Coniferin is a glucoside of coniferyl alcohol. It is a metabolite in conifers, serving as an intermediate in cell wall lignification, as well as having other biological roles. Coniferin displays moderate anti-inflammatory properties.

Bisindolylmaleimide IV is a cell-permeable potent and somewhat selective inhibitor of PKC (IC50 = 87 nM), designed to be more selective than the general protein kinase inhibitor staurosporine (sc-3510). However, bisindolymaleimide IV also inhibits protein kinase A (PKA), with an IC50 = 2.7 uM. Bisindolylmaleimide IV was very weak and inhibited [3H] N-methyl scopolamine binding only at the highest concentration used. Bbisindolylmaleimide IV, targets quiescent PKC and stabilizes PKC in the quiescent conformation, which generates slower activation and suppressed translocation upon activation of PKC.
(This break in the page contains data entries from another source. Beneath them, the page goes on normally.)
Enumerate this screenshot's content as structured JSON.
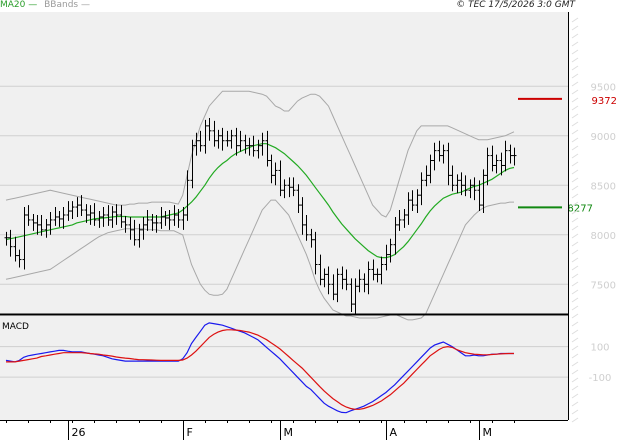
{
  "header": {
    "ma_label": "MA20",
    "bb_label": "BBands",
    "timestamp": "© TEC 17/5/2026 3:0 GMT"
  },
  "macd_panel_label": "MACD",
  "colors": {
    "panel_bg": "#f0f0f0",
    "grid": "#cfcfcf",
    "price_bars": "#000000",
    "ma20": "#22aa22",
    "bbands": "#a8a8a8",
    "resistance": "#cc0000",
    "support": "#118811",
    "macd_line": "#1a1aee",
    "signal_line": "#dd1111"
  },
  "chart_data": [
    {
      "type": "line",
      "name": "price",
      "x_labels": [
        "26",
        "F",
        "M",
        "A",
        "M"
      ],
      "y_ticks": [
        7500,
        8000,
        8500,
        9000,
        9500
      ],
      "ylim": [
        7200,
        10250
      ],
      "grid": true,
      "price_close": [
        7970,
        7880,
        7790,
        7750,
        8200,
        8150,
        8120,
        8100,
        8050,
        8100,
        8150,
        8180,
        8160,
        8200,
        8240,
        8280,
        8300,
        8250,
        8200,
        8220,
        8150,
        8180,
        8200,
        8150,
        8230,
        8200,
        8130,
        8100,
        8050,
        7950,
        8050,
        8100,
        8150,
        8120,
        8120,
        8180,
        8170,
        8150,
        8200,
        8150,
        8200,
        8550,
        8900,
        8950,
        8900,
        9100,
        9050,
        8950,
        9000,
        8950,
        8950,
        9000,
        8900,
        8950,
        8900,
        8900,
        8850,
        8900,
        8950,
        8750,
        8600,
        8650,
        8450,
        8500,
        8480,
        8450,
        8300,
        8100,
        8000,
        7950,
        7700,
        7550,
        7600,
        7500,
        7400,
        7600,
        7550,
        7500,
        7300,
        7480,
        7550,
        7500,
        7650,
        7600,
        7600,
        7700,
        7800,
        7900,
        8100,
        8150,
        8200,
        8350,
        8300,
        8400,
        8550,
        8600,
        8750,
        8850,
        8800,
        8850,
        8600,
        8500,
        8550,
        8500,
        8450,
        8500,
        8450,
        8300,
        8600,
        8800,
        8700,
        8750,
        8700,
        8850,
        8800,
        8800
      ],
      "ma20": [
        7950,
        7960,
        7970,
        7980,
        7990,
        8000,
        8010,
        8020,
        8030,
        8040,
        8050,
        8060,
        8070,
        8080,
        8090,
        8100,
        8120,
        8130,
        8140,
        8150,
        8160,
        8165,
        8170,
        8175,
        8180,
        8185,
        8185,
        8185,
        8180,
        8180,
        8180,
        8180,
        8180,
        8180,
        8180,
        8180,
        8190,
        8200,
        8210,
        8220,
        8250,
        8290,
        8330,
        8380,
        8440,
        8500,
        8570,
        8630,
        8680,
        8720,
        8750,
        8790,
        8820,
        8840,
        8860,
        8880,
        8900,
        8910,
        8920,
        8920,
        8900,
        8880,
        8850,
        8820,
        8780,
        8740,
        8700,
        8650,
        8600,
        8540,
        8480,
        8420,
        8360,
        8300,
        8230,
        8170,
        8110,
        8060,
        8010,
        7960,
        7920,
        7880,
        7840,
        7810,
        7780,
        7770,
        7770,
        7780,
        7800,
        7840,
        7880,
        7930,
        7990,
        8050,
        8110,
        8180,
        8240,
        8290,
        8330,
        8370,
        8390,
        8410,
        8420,
        8430,
        8450,
        8470,
        8490,
        8500,
        8520,
        8540,
        8560,
        8590,
        8620,
        8650,
        8670,
        8680
      ],
      "bb_upper": [
        8350,
        8360,
        8370,
        8380,
        8390,
        8400,
        8410,
        8420,
        8430,
        8440,
        8450,
        8440,
        8430,
        8420,
        8410,
        8400,
        8390,
        8380,
        8370,
        8360,
        8350,
        8340,
        8330,
        8320,
        8310,
        8300,
        8300,
        8300,
        8310,
        8310,
        8320,
        8320,
        8320,
        8330,
        8330,
        8330,
        8330,
        8330,
        8320,
        8310,
        8400,
        8600,
        8800,
        8950,
        9100,
        9200,
        9300,
        9350,
        9400,
        9450,
        9450,
        9450,
        9450,
        9450,
        9450,
        9450,
        9440,
        9430,
        9420,
        9400,
        9350,
        9300,
        9280,
        9250,
        9250,
        9300,
        9350,
        9380,
        9400,
        9420,
        9420,
        9400,
        9350,
        9300,
        9200,
        9100,
        9000,
        8900,
        8800,
        8700,
        8600,
        8500,
        8400,
        8300,
        8250,
        8200,
        8180,
        8250,
        8400,
        8550,
        8700,
        8850,
        8950,
        9050,
        9100,
        9100,
        9100,
        9100,
        9100,
        9100,
        9100,
        9080,
        9060,
        9040,
        9020,
        9000,
        8980,
        8960,
        8960,
        8960,
        8970,
        8980,
        8990,
        9000,
        9020,
        9040
      ],
      "bb_lower": [
        7550,
        7560,
        7570,
        7580,
        7590,
        7600,
        7610,
        7620,
        7630,
        7640,
        7650,
        7680,
        7710,
        7740,
        7770,
        7800,
        7830,
        7860,
        7890,
        7920,
        7950,
        7980,
        8000,
        8020,
        8030,
        8040,
        8050,
        8060,
        8060,
        8060,
        8060,
        8060,
        8050,
        8050,
        8050,
        8040,
        8040,
        8040,
        8040,
        8020,
        8000,
        7850,
        7700,
        7600,
        7500,
        7440,
        7400,
        7390,
        7390,
        7400,
        7450,
        7550,
        7650,
        7750,
        7850,
        7950,
        8050,
        8150,
        8250,
        8300,
        8350,
        8350,
        8300,
        8250,
        8200,
        8100,
        8000,
        7900,
        7800,
        7680,
        7540,
        7440,
        7360,
        7300,
        7240,
        7220,
        7200,
        7180,
        7180,
        7170,
        7160,
        7160,
        7160,
        7160,
        7160,
        7170,
        7180,
        7190,
        7200,
        7180,
        7160,
        7140,
        7140,
        7150,
        7160,
        7200,
        7300,
        7400,
        7500,
        7600,
        7700,
        7800,
        7900,
        8000,
        8100,
        8150,
        8200,
        8240,
        8270,
        8290,
        8300,
        8310,
        8320,
        8320,
        8330,
        8330
      ],
      "resistance": 9372,
      "support": 8277,
      "resistance_label": "9372",
      "support_label": "8277"
    },
    {
      "type": "line",
      "name": "MACD",
      "y_ticks": [
        100,
        -100
      ],
      "y_tick_labels": [
        "100",
        "-100"
      ],
      "ylim": [
        -380,
        300
      ],
      "macd": [
        10,
        5,
        0,
        10,
        30,
        40,
        45,
        50,
        55,
        60,
        65,
        70,
        75,
        75,
        70,
        65,
        65,
        65,
        60,
        55,
        50,
        45,
        40,
        30,
        20,
        15,
        10,
        5,
        5,
        5,
        5,
        5,
        5,
        5,
        5,
        5,
        5,
        5,
        5,
        5,
        20,
        60,
        120,
        160,
        200,
        240,
        255,
        250,
        245,
        240,
        230,
        220,
        210,
        200,
        190,
        175,
        160,
        145,
        120,
        95,
        70,
        45,
        20,
        -10,
        -40,
        -70,
        -100,
        -130,
        -160,
        -180,
        -210,
        -240,
        -270,
        -290,
        -305,
        -320,
        -330,
        -332,
        -320,
        -310,
        -300,
        -290,
        -275,
        -260,
        -240,
        -220,
        -200,
        -175,
        -150,
        -120,
        -90,
        -60,
        -30,
        0,
        30,
        60,
        90,
        110,
        120,
        130,
        115,
        100,
        80,
        60,
        40,
        40,
        45,
        40,
        40,
        45,
        50,
        50,
        55,
        55,
        55,
        55
      ],
      "signal": [
        0,
        0,
        0,
        5,
        10,
        15,
        20,
        25,
        35,
        40,
        45,
        50,
        55,
        60,
        60,
        60,
        60,
        60,
        58,
        55,
        52,
        50,
        45,
        42,
        38,
        32,
        28,
        25,
        22,
        18,
        15,
        14,
        13,
        12,
        11,
        10,
        10,
        10,
        10,
        10,
        12,
        25,
        45,
        70,
        100,
        130,
        160,
        180,
        195,
        205,
        210,
        210,
        208,
        205,
        200,
        195,
        185,
        175,
        160,
        145,
        125,
        105,
        85,
        60,
        35,
        10,
        -15,
        -40,
        -70,
        -100,
        -130,
        -160,
        -190,
        -215,
        -240,
        -260,
        -280,
        -295,
        -305,
        -310,
        -310,
        -305,
        -295,
        -285,
        -270,
        -255,
        -235,
        -215,
        -190,
        -165,
        -140,
        -110,
        -80,
        -50,
        -20,
        10,
        40,
        60,
        80,
        95,
        100,
        95,
        80,
        70,
        60,
        55,
        50,
        48,
        46,
        46,
        48,
        50,
        52,
        54,
        55,
        55
      ]
    }
  ]
}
Gingerol (6-Gingerol) is bioactive compound found in ginger (Zingiber officinale) with antioxidant activity, which functions as an anti-inflammatory and antitumor agent. 6-Gingerol has been found to possess anticancer activities via its effect on a variety of biological pathways involved in apoptosis, cell cycle regulation, cytotoxic activity, and inhibition of angiogenesis. Gingerol has been investigated for its effect on cancerous tumors in the bowel, breast tissue, ovaries, the pancreas, among other tissues, with positive results. In phase II clinical trials Gingerol was successfully studied for preventing chemotherapy- induced nausea and vomiting in patients receiving highly emetogenic chemotherapy.
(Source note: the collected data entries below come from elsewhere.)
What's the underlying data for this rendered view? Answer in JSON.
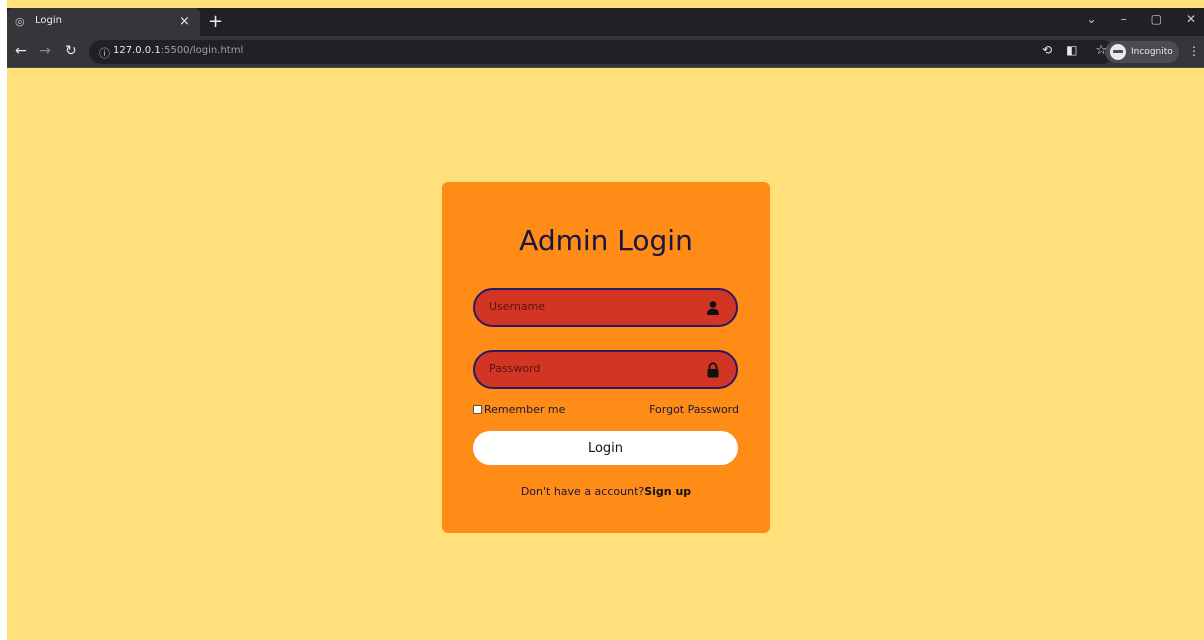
{
  "browser": {
    "tab_title": "Login",
    "tab_close": "×",
    "new_tab": "+",
    "url_host": "127.0.0.1",
    "url_rest": ":5500/login.html",
    "incognito_label": "Incognito",
    "controls": {
      "dropdown": "⌄",
      "minimize": "–",
      "restore": "▢",
      "close": "✕"
    }
  },
  "login": {
    "title": "Admin Login",
    "username_placeholder": "Username",
    "password_placeholder": "Password",
    "remember_label": "Remember me",
    "forgot_label": "Forgot Password",
    "login_button": "Login",
    "signup_prompt": "Don't have a account?",
    "signup_link": "Sign up"
  },
  "colors": {
    "page_bg": "#ffe07a",
    "card_bg": "#fe8c16",
    "field_bg": "#d33524",
    "field_border": "#2a1a63",
    "title_color": "#1a1640"
  },
  "icons": {
    "username": "user-icon",
    "password": "lock-icon"
  }
}
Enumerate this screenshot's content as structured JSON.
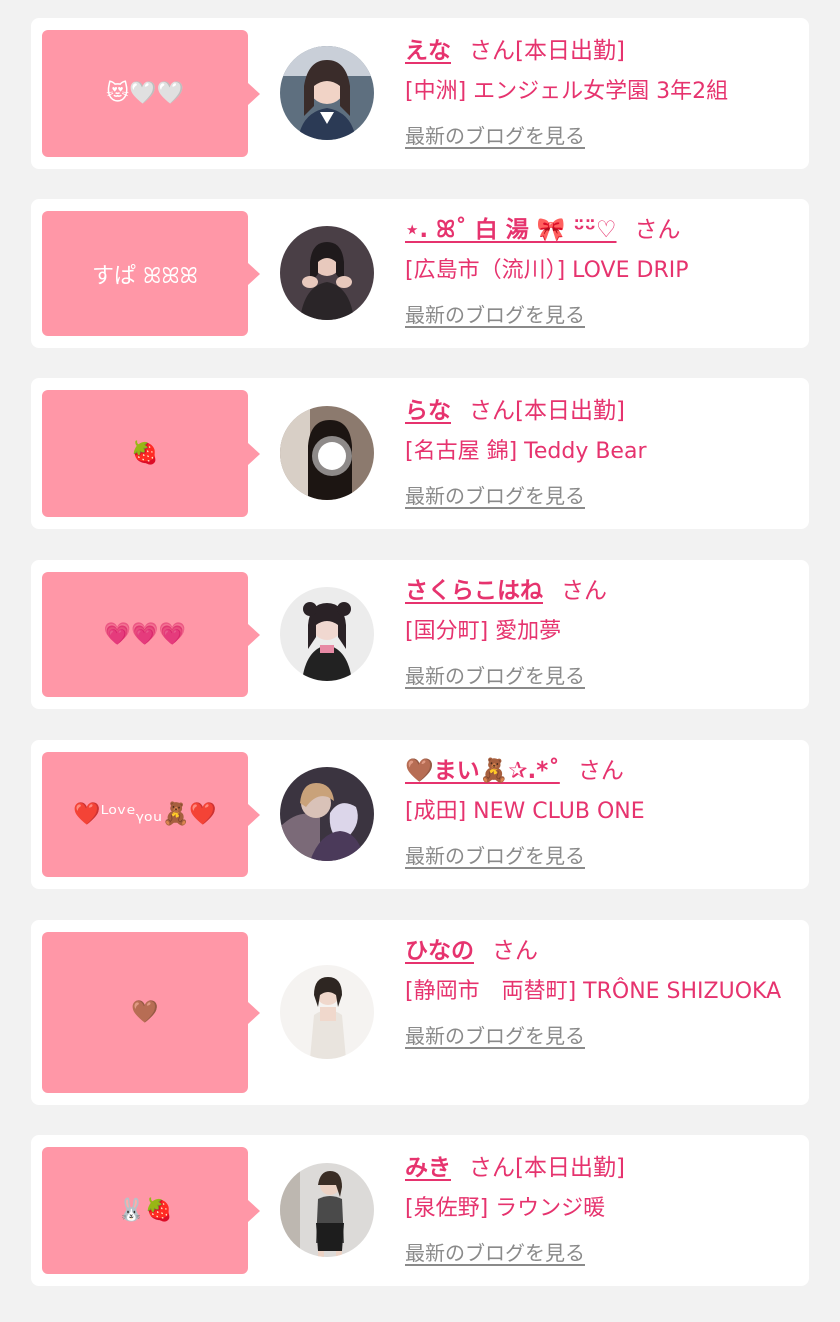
{
  "colors": {
    "accent": "#e6336e",
    "bubble": "#ff97a7",
    "link_gray": "#8a8a8a",
    "background": "#f2f2f2"
  },
  "entries": [
    {
      "bubble": "😻🤍🤍",
      "name": "えな",
      "suffix": "さん[本日出勤]",
      "shop": "[中洲] エンジェル女学園 3年2組",
      "blog_link": "最新のブログを見る"
    },
    {
      "bubble": "すぱ ꕤꕤꕤ",
      "name": "⋆. ꕤ˚ 白 湯 🎀 ᵕ̈ᵕ̈♡",
      "suffix": "さん",
      "shop": "[広島市（流川）] LOVE DRIP",
      "blog_link": "最新のブログを見る"
    },
    {
      "bubble": "🍓",
      "name": "らな",
      "suffix": "さん[本日出勤]",
      "shop": "[名古屋 錦] Teddy Bear",
      "blog_link": "最新のブログを見る"
    },
    {
      "bubble": "💗💗💗",
      "name": "さくらこはね",
      "suffix": "さん",
      "shop": "[国分町] 愛加夢",
      "blog_link": "最新のブログを見る"
    },
    {
      "bubble": "❤️ᴸᵒᵛᵉᵧₒᵤ🧸❤️",
      "name": "🤎まい🧸✰.*˚",
      "suffix": "さん",
      "shop": "[成田] NEW CLUB ONE",
      "blog_link": "最新のブログを見る"
    },
    {
      "bubble": "🤎",
      "name": "ひなの",
      "suffix": "さん",
      "shop": "[静岡市　両替町] TRÔNE SHIZUOKA",
      "blog_link": "最新のブログを見る"
    },
    {
      "bubble": "🐰🍓",
      "name": "みき",
      "suffix": "さん[本日出勤]",
      "shop": "[泉佐野] ラウンジ暖",
      "blog_link": "最新のブログを見る"
    }
  ]
}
Diethylamine salicylate is a salicylic acid salt, that is a cost-effective and simple, first-line treatment for rheumatic and minor musculoskeletal conditions including lumbago, fibrositis, sciatica, bruises, and strains. Salicylic acid directly and irreversibly inhibits the activity of both types of cyclo-oxygenases (COX-1 and COX-2) to decrease the formation of precursors of prostaglandins and thromboxanes from arachidonic acid. Salicylate's antirheumatic (nonsteroidal anti-inflammatory) actions are a result of its analgesic and anti-inflammatory mechanisms.
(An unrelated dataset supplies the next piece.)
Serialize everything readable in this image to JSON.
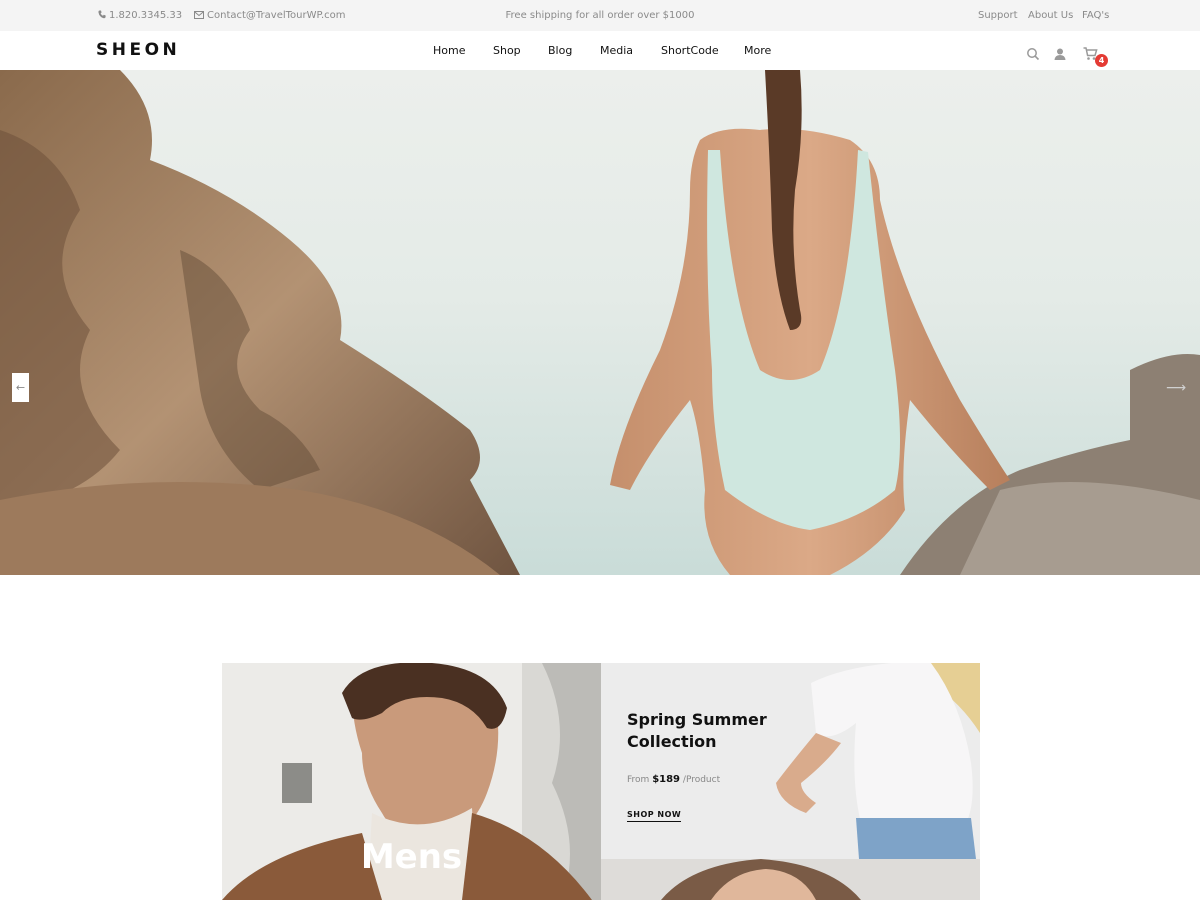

Phenacetin was used as an analgesic and fever-reducing drug in both human and veterinary medicine for many years. Since a major portion of a dose of phenacetin is rapidly metabolised to paracetamol, it seems possible that phenacetin owes some of its therapeutic activity to its main metabolite, paracetamol, whereas its most troublesome side effect (methaemoglobinaemia) is due to another metabolite, p-phenetidine. Phenacetin was shown to inhibit cyclooxygenase (COX)-3, a cyclooxygenase-1 variant while p-phenetidine potently inhibits both COX-1 and COX-2. There is sufficient evidence in humans for the carcinogenicity of analgesic mixtures containing phenacetin. Analgesic mixtures containing phenacetin cause cancer of the renal pelvis, and of the ureter. Phenacetin was withdrawn from many analgesic mixtures long before the legal ban in several countries.

Antipyrine is an analgesic and antipyretic that has been given by mouth and as ear drops. It is often used in testing the effects of other drugs or diseases on drug-metabolizing enzymes in the liver. It inhibits cyclooxygenases and shows little anti-inflammatory activity. Like many old and approved substances after almost 100 years of use, antipyrine has been associated with some serious side effects, namely agranulocytosis and shock reactions.

Ethyl Methoxycinnamate (EPMC , Ethyl-p-methoxycinnamate) is a major constituent of Kaempferia galanga. with nematicidal, mosquito repellent, anti-neoplastic and anti-microbial activity. In preclinical studies Ethyl Methoxycinnamate shows marked larvicidal, antifungal and anti-inflammatory activities as well as inhibitory activity on susceptible and multi-drug resistant (MDR) clinical M. tuberculosis strains isolated from tuberculosis patients as well. In an in vitro anti-inflammatory mechanistic study, Ethyl Methoxycinnamate was found to inhibit both COX-1 and COX-2.